Mayu Morishima – Beyond Next Ventures, Japan
In Japan, more attention is being paid to technology-centric startups originating from startups, centered on the biotechnology and medical sectors thanks to government-backed initiatives. Meanwhile, due to the global trend of personalized medicine, the mainstream of technology development is expected to shift to startups which can adapt quickly to new circumstances. In addition, we are seeing the trend that (non-healthcare) enterprises enter the healthcare sector to acquire innovation from the outside. In light of all these findings, we can expect technology-centric startups centered on biotechnology, healthcare and medical device sectors will remain hot in the future.
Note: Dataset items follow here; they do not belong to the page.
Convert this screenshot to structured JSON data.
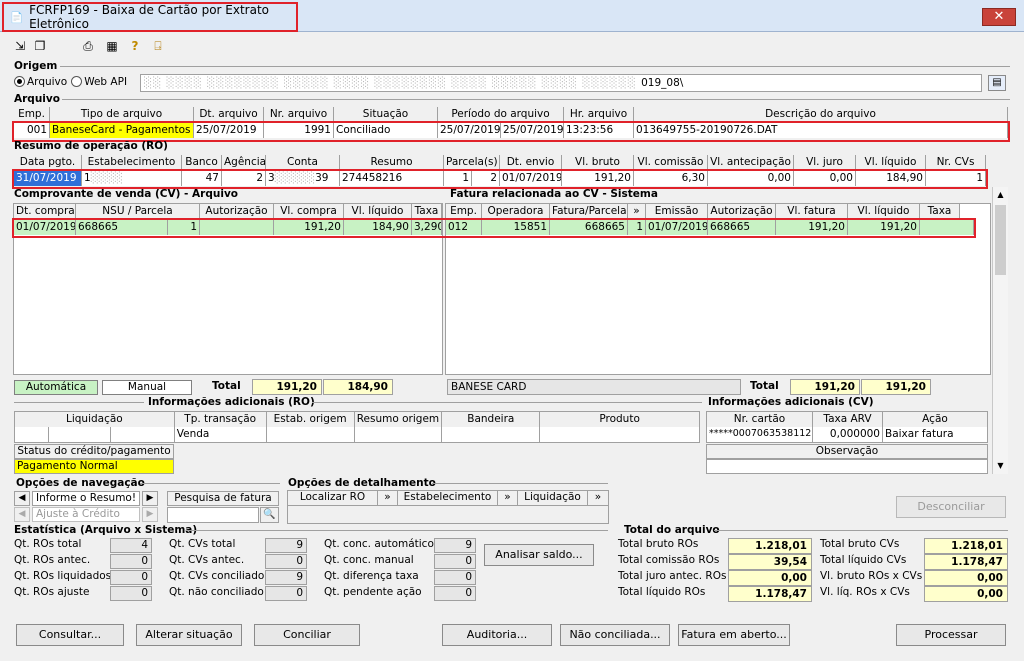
{
  "window": {
    "title": "FCRFP169 - Baixa de Cartão por Extrato Eletrônico"
  },
  "origem": {
    "label": "Origem",
    "opt_arquivo": "Arquivo",
    "opt_webapi": "Web API",
    "path": "019_08\\"
  },
  "arquivo": {
    "label": "Arquivo",
    "headers": [
      "Emp.",
      "Tipo de arquivo",
      "Dt. arquivo",
      "Nr. arquivo",
      "Situação",
      "Período do arquivo",
      "Hr. arquivo",
      "Descrição do arquivo"
    ],
    "row": {
      "emp": "001",
      "tipo": "BaneseCard - Pagamentos",
      "dt": "25/07/2019",
      "nr": "1991",
      "situacao": "Conciliado",
      "periodo_ini": "25/07/2019",
      "periodo_fim": "25/07/2019",
      "hr": "13:23:56",
      "descricao": "013649755-20190726.DAT"
    }
  },
  "ro": {
    "label": "Resumo de operação (RO)",
    "headers": [
      "Data pgto.",
      "Estabelecimento",
      "Banco",
      "Agência",
      "Conta",
      "Resumo",
      "Parcela(s)",
      "Dt. envio",
      "Vl. bruto",
      "Vl. comissão",
      "Vl. antecipação",
      "Vl. juro",
      "Vl. líquido",
      "Nr. CVs"
    ],
    "row": {
      "data": "31/07/2019",
      "estab": "1",
      "banco": "47",
      "agencia": "2",
      "conta": "3",
      "conta_end": "39",
      "resumo": "274458216",
      "parc_a": "1",
      "parc_b": "2",
      "dt_envio": "01/07/2019",
      "bruto": "191,20",
      "comissao": "6,30",
      "antecip": "0,00",
      "juro": "0,00",
      "liquido": "184,90",
      "ncvs": "1"
    }
  },
  "cv": {
    "label": "Comprovante de venda (CV) - Arquivo",
    "headers": [
      "Dt. compra",
      "NSU / Parcela",
      "Autorização",
      "Vl. compra",
      "Vl. líquido",
      "Taxa"
    ],
    "row": {
      "dt": "01/07/2019",
      "nsu": "668665",
      "parcela": "1",
      "autorizacao": "",
      "compra": "191,20",
      "liquido": "184,90",
      "taxa": "3,2900"
    },
    "leg_auto": "Automática",
    "leg_manual": "Manual",
    "total_label": "Total",
    "total_compra": "191,20",
    "total_liquido": "184,90"
  },
  "fatura": {
    "label": "Fatura relacionada ao CV - Sistema",
    "headers": [
      "Emp.",
      "Operadora",
      "Fatura/Parcela",
      "»",
      "Emissão",
      "Autorização",
      "Vl. fatura",
      "Vl. líquido",
      "Taxa"
    ],
    "row": {
      "emp": "012",
      "operadora": "15851",
      "fatura": "668665",
      "parcela": "1",
      "emissao": "01/07/2019",
      "autorizacao": "668665",
      "vlfatura": "191,20",
      "liquido": "191,20",
      "taxa": ""
    },
    "operadora_nome": "BANESE CARD",
    "total_label": "Total",
    "total_fatura": "191,20",
    "total_liquido": "191,20"
  },
  "info_ro": {
    "label": "Informações adicionais (RO)",
    "headers": [
      "Liquidação",
      "Tp. transação",
      "Estab. origem",
      "Resumo origem",
      "Bandeira",
      "Produto"
    ],
    "tp_transacao": "Venda",
    "status_label": "Status do crédito/pagamento",
    "status_value": "Pagamento Normal"
  },
  "info_cv": {
    "label": "Informações adicionais (CV)",
    "headers": [
      "Nr. cartão",
      "Taxa ARV",
      "Ação"
    ],
    "cartao": "*****0007063538112",
    "taxa_arv": "0,000000",
    "acao": "Baixar fatura",
    "obs_label": "Observação"
  },
  "nav": {
    "label": "Opções de navegação",
    "item1": "Informe o Resumo!",
    "item2": "Ajuste à Crédito",
    "pesquisa": "Pesquisa de fatura"
  },
  "detalhe": {
    "label": "Opções de detalhamento",
    "localizar": "Localizar RO",
    "estab": "Estabelecimento",
    "liquidacao": "Liquidação"
  },
  "desconciliar": "Desconciliar",
  "estat": {
    "label": "Estatística (Arquivo x Sistema)",
    "col1": [
      {
        "l": "Qt. ROs total",
        "v": "4"
      },
      {
        "l": "Qt. ROs antec.",
        "v": "0"
      },
      {
        "l": "Qt. ROs liquidados",
        "v": "0"
      },
      {
        "l": "Qt. ROs ajuste",
        "v": "0"
      }
    ],
    "col2": [
      {
        "l": "Qt. CVs total",
        "v": "9"
      },
      {
        "l": "Qt. CVs antec.",
        "v": "0"
      },
      {
        "l": "Qt. CVs conciliado",
        "v": "9"
      },
      {
        "l": "Qt. não conciliado",
        "v": "0"
      }
    ],
    "col3": [
      {
        "l": "Qt. conc. automático",
        "v": "9"
      },
      {
        "l": "Qt. conc. manual",
        "v": "0"
      },
      {
        "l": "Qt. diferença taxa",
        "v": "0"
      },
      {
        "l": "Qt. pendente ação",
        "v": "0"
      }
    ],
    "analisar": "Analisar saldo..."
  },
  "total_arquivo": {
    "label": "Total do arquivo",
    "left": [
      {
        "l": "Total bruto ROs",
        "v": "1.218,01"
      },
      {
        "l": "Total comissão ROs",
        "v": "39,54"
      },
      {
        "l": "Total juro antec. ROs",
        "v": "0,00"
      },
      {
        "l": "Total líquido ROs",
        "v": "1.178,47"
      }
    ],
    "right": [
      {
        "l": "Total bruto CVs",
        "v": "1.218,01"
      },
      {
        "l": "Total líquido CVs",
        "v": "1.178,47"
      },
      {
        "l": "Vl. bruto ROs x CVs",
        "v": "0,00"
      },
      {
        "l": "Vl. líq. ROs x CVs",
        "v": "0,00"
      }
    ]
  },
  "buttons": {
    "consultar": "Consultar...",
    "alterar": "Alterar situação",
    "conciliar": "Conciliar",
    "auditoria": "Auditoria...",
    "nao_conciliada": "Não conciliada...",
    "fatura_aberto": "Fatura em aberto...",
    "processar": "Processar"
  },
  "colors": {
    "highlight_red": "#e0222a",
    "conciliado_green": "#c8f2c4",
    "yellow": "#ffff00",
    "selected_blue": "#2f6fd8"
  }
}
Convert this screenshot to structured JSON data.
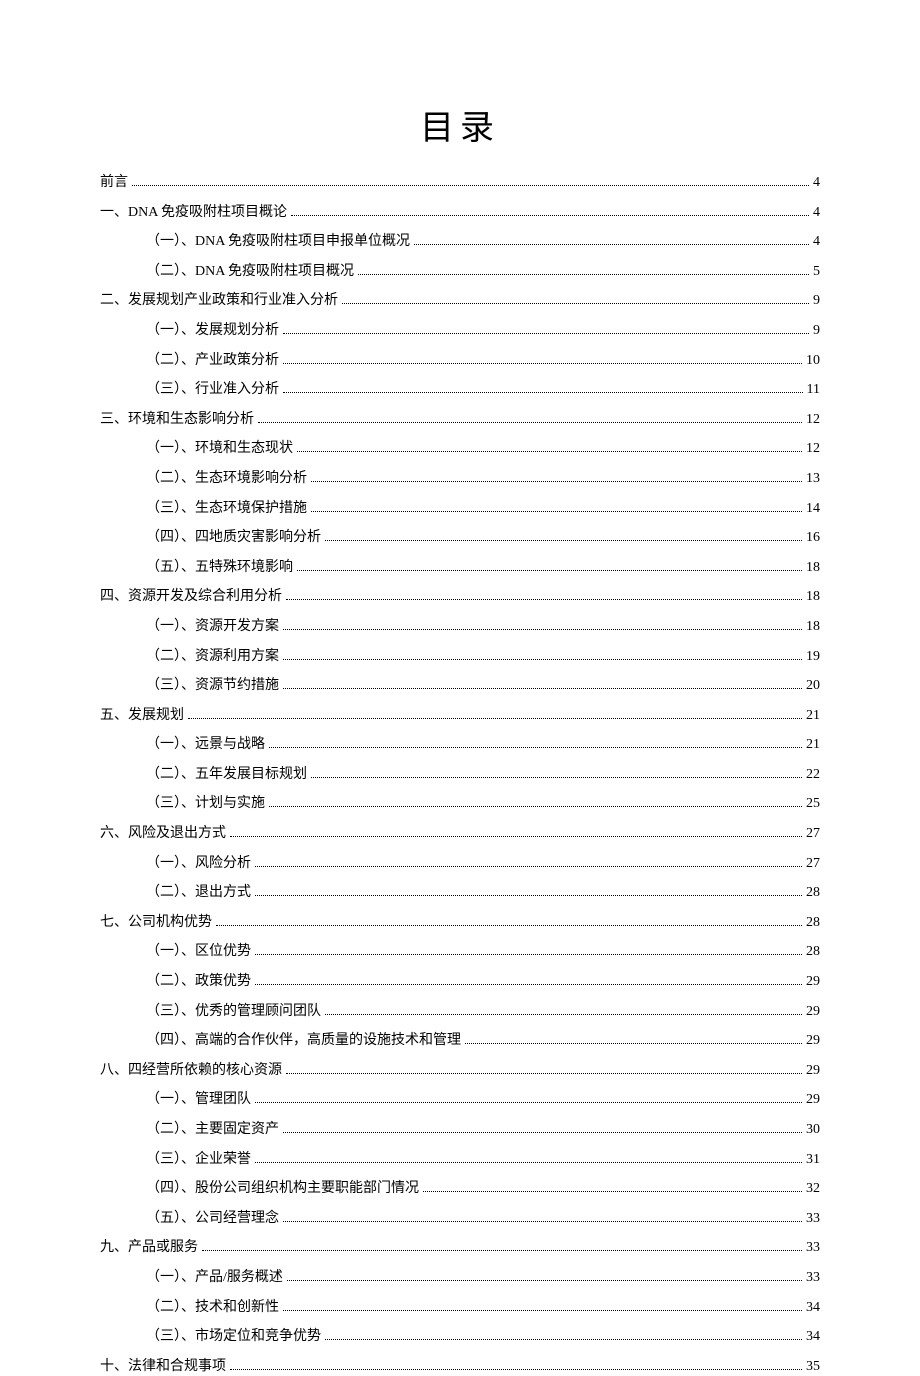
{
  "title": "目录",
  "toc": [
    {
      "level": 1,
      "label": "前言",
      "page": "4"
    },
    {
      "level": 1,
      "label": "一、DNA 免疫吸附柱项目概论",
      "page": "4"
    },
    {
      "level": 2,
      "label": "（一）、DNA 免疫吸附柱项目申报单位概况",
      "page": "4"
    },
    {
      "level": 2,
      "label": "（二）、DNA 免疫吸附柱项目概况",
      "page": "5"
    },
    {
      "level": 1,
      "label": "二、发展规划产业政策和行业准入分析",
      "page": "9"
    },
    {
      "level": 2,
      "label": "（一）、发展规划分析",
      "page": "9"
    },
    {
      "level": 2,
      "label": "（二）、产业政策分析",
      "page": "10"
    },
    {
      "level": 2,
      "label": "（三）、行业准入分析",
      "page": "11"
    },
    {
      "level": 1,
      "label": "三、环境和生态影响分析",
      "page": "12"
    },
    {
      "level": 2,
      "label": "（一）、环境和生态现状",
      "page": "12"
    },
    {
      "level": 2,
      "label": "（二）、生态环境影响分析",
      "page": "13"
    },
    {
      "level": 2,
      "label": "（三）、生态环境保护措施",
      "page": "14"
    },
    {
      "level": 2,
      "label": "（四）、四地质灾害影响分析",
      "page": "16"
    },
    {
      "level": 2,
      "label": "（五）、五特殊环境影响",
      "page": "18"
    },
    {
      "level": 1,
      "label": "四、资源开发及综合利用分析",
      "page": "18"
    },
    {
      "level": 2,
      "label": "（一）、资源开发方案",
      "page": "18"
    },
    {
      "level": 2,
      "label": "（二）、资源利用方案",
      "page": "19"
    },
    {
      "level": 2,
      "label": "（三）、资源节约措施",
      "page": "20"
    },
    {
      "level": 1,
      "label": "五、发展规划",
      "page": "21"
    },
    {
      "level": 2,
      "label": "（一）、远景与战略",
      "page": "21"
    },
    {
      "level": 2,
      "label": "（二）、五年发展目标规划",
      "page": "22"
    },
    {
      "level": 2,
      "label": "（三）、计划与实施",
      "page": "25"
    },
    {
      "level": 1,
      "label": "六、风险及退出方式",
      "page": "27"
    },
    {
      "level": 2,
      "label": "（一）、风险分析",
      "page": "27"
    },
    {
      "level": 2,
      "label": "（二）、退出方式",
      "page": "28"
    },
    {
      "level": 1,
      "label": "七、公司机构优势",
      "page": "28"
    },
    {
      "level": 2,
      "label": "（一）、区位优势",
      "page": "28"
    },
    {
      "level": 2,
      "label": "（二）、政策优势",
      "page": "29"
    },
    {
      "level": 2,
      "label": "（三）、优秀的管理顾问团队",
      "page": "29"
    },
    {
      "level": 2,
      "label": "（四）、高端的合作伙伴，高质量的设施技术和管理",
      "page": "29"
    },
    {
      "level": 1,
      "label": "八、四经营所依赖的核心资源",
      "page": "29"
    },
    {
      "level": 2,
      "label": "（一）、管理团队",
      "page": "29"
    },
    {
      "level": 2,
      "label": "（二）、主要固定资产",
      "page": "30"
    },
    {
      "level": 2,
      "label": "（三）、企业荣誉",
      "page": "31"
    },
    {
      "level": 2,
      "label": "（四）、股份公司组织机构主要职能部门情况",
      "page": "32"
    },
    {
      "level": 2,
      "label": "（五）、公司经营理念",
      "page": "33"
    },
    {
      "level": 1,
      "label": "九、产品或服务",
      "page": "33"
    },
    {
      "level": 2,
      "label": "（一）、产品/服务概述",
      "page": "33"
    },
    {
      "level": 2,
      "label": "（二）、技术和创新性",
      "page": "34"
    },
    {
      "level": 2,
      "label": "（三）、市场定位和竞争优势",
      "page": "34"
    },
    {
      "level": 1,
      "label": "十、法律和合规事项",
      "page": "35"
    }
  ]
}
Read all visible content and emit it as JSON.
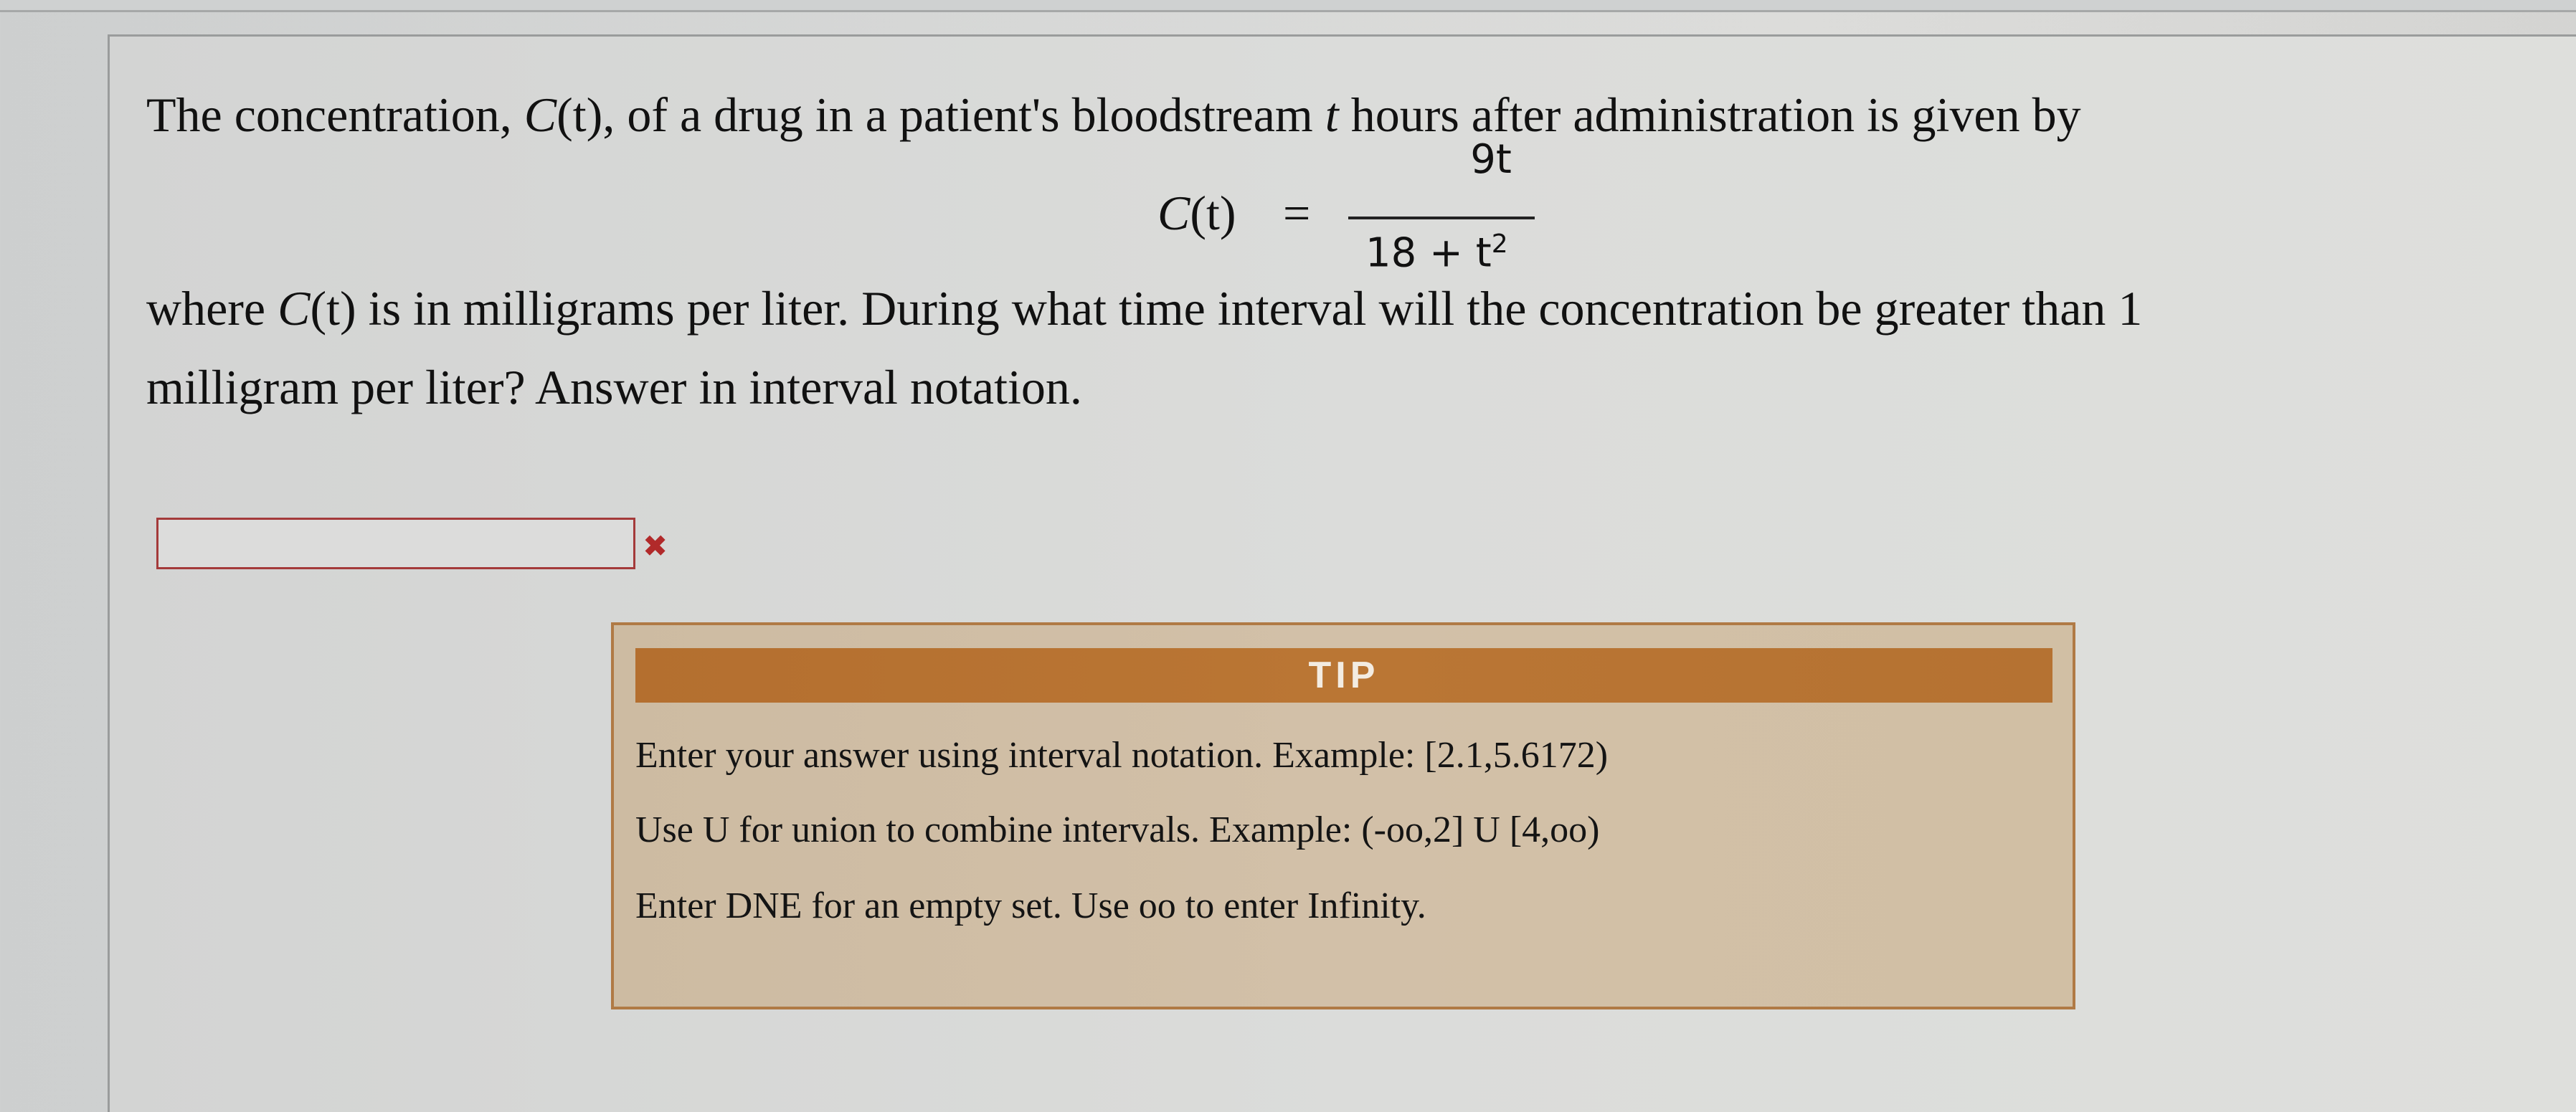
{
  "problem": {
    "line1_prefix": "The concentration, ",
    "line1_func": "C",
    "line1_arg": "(t)",
    "line1_mid": ", of a drug in a patient's bloodstream ",
    "line1_var": "t",
    "line1_suffix": " hours after administration is given by",
    "formula_lhs_func": "C",
    "formula_lhs_arg": "(t)",
    "formula_eq": "=",
    "formula_numerator": "9t",
    "formula_denominator_base": "18 + t",
    "formula_denominator_exp": "2",
    "line2_prefix": "where ",
    "line2_func": "C",
    "line2_arg": "(t)",
    "line2_suffix": " is in milligrams per liter. During what time interval will the concentration be greater than 1",
    "line3": "milligram per liter? Answer in interval notation."
  },
  "answer": {
    "value": "",
    "placeholder": "",
    "status_icon": "x-error-icon"
  },
  "tip": {
    "header": "TIP",
    "line1": "Enter your answer using interval notation. Example: [2.1,5.6172)",
    "line2": "Use U for union to combine intervals. Example: (-oo,2] U [4,oo)",
    "line3": "Enter DNE for an empty set. Use oo to enter Infinity."
  },
  "colors": {
    "tip_header_bg": "#b87332",
    "tip_box_bg": "#d0bea5",
    "input_border_error": "#a43a3a",
    "error_icon": "#b12a2a"
  }
}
Particularly in Japan, trending sectors will include regenerative medicine such as iPS cell research, digital health where therapeutic apps based on medical evidence are emerging to the market while telemedicine businesses are more active prior to the planned revision of the Japanese medical payment system in FY2018. However, I believe that one of the best thrills of VC investments is to create the next trends by investing in heretic technologies which are too new for us to know how to call them. Therefore, I expect innovations that do not belong to any sector in 2018.